Moreover, despite the fact that the Federal government arguably has a large property right in new technologies it develops, corporations have been free to make use of Federal advances without listening to the Federal government. Take the NIH and the pharmaceutical industry – Pfizer, Merck and other companies literally couldn’t exist without the Federal governments contributions to basic research and the use of their labs, so why shouldn’t the Federal government insist in return the right for Medicare and Medicaid to negotiate bulk purchase rates, or even regulate the price of pharmaceuticals outright?
Conclusion:
For all that economics is supposed to be a social science, it’s actually quite hard to think about how the economy actually functions without our beliefs getting in the way. Ever since the Renaissance, people in the West have tended to think of innovation as stemming from the individual genius, the lone creator working in their laboratory or workshop or studio to surprise the world with their superlative discoveries and inventions.
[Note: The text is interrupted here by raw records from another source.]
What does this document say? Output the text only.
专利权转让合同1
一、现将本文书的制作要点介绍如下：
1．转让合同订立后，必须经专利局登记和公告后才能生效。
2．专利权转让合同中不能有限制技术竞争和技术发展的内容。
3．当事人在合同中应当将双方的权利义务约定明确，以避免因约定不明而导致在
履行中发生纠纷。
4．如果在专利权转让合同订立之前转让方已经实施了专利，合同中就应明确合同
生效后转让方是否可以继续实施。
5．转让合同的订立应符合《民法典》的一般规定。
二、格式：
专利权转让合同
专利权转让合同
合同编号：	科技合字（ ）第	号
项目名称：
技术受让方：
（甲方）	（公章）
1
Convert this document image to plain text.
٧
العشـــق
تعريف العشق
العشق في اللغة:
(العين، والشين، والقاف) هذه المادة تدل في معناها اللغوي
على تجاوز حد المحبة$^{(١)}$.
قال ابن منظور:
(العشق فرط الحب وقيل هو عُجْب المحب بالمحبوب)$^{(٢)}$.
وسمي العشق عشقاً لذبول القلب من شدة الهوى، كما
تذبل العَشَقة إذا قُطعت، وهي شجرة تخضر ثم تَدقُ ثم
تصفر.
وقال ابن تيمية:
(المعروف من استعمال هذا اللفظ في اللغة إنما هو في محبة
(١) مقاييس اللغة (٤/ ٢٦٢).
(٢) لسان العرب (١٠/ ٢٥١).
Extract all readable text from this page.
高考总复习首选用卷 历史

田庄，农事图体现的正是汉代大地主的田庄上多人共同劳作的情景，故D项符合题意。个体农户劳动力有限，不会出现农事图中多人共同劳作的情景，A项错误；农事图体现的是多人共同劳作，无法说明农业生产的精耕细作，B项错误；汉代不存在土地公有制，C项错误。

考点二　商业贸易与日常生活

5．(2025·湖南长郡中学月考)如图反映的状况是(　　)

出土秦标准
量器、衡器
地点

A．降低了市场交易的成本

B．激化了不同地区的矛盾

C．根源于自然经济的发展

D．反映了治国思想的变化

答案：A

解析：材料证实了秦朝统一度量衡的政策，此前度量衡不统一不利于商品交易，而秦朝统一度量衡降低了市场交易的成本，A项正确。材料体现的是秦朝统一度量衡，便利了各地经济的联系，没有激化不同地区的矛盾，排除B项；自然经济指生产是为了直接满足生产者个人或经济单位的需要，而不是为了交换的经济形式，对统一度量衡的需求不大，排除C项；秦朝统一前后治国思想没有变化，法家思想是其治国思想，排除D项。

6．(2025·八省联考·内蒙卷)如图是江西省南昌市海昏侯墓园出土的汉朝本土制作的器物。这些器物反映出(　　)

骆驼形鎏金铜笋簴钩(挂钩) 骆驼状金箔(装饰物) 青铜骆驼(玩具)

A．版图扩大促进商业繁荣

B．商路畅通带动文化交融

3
From that vantage point, it’s easy to see why the role of the innovator, the entrepreneur has become so crucial a concept for capitalism and its theorists. Especially given the tension between the philosophic liberal individualism that has accompanied economics ever since Adam Smith (originally a moral philosopher, mind you), and the reality that the modern capitalist world is dominated by huge, bureaucratic institutions called corporation, the innovative individual has become an ideologically crucial figure, a way of keeping the faith that the individual – even if it’s just the rare genius – is still in the driving seat.
But what if innovation comes from the group, from the collaborative work of dozens and hundreds of people who live and work in institutions? What if government turns out to be not Leviathan but Mercury?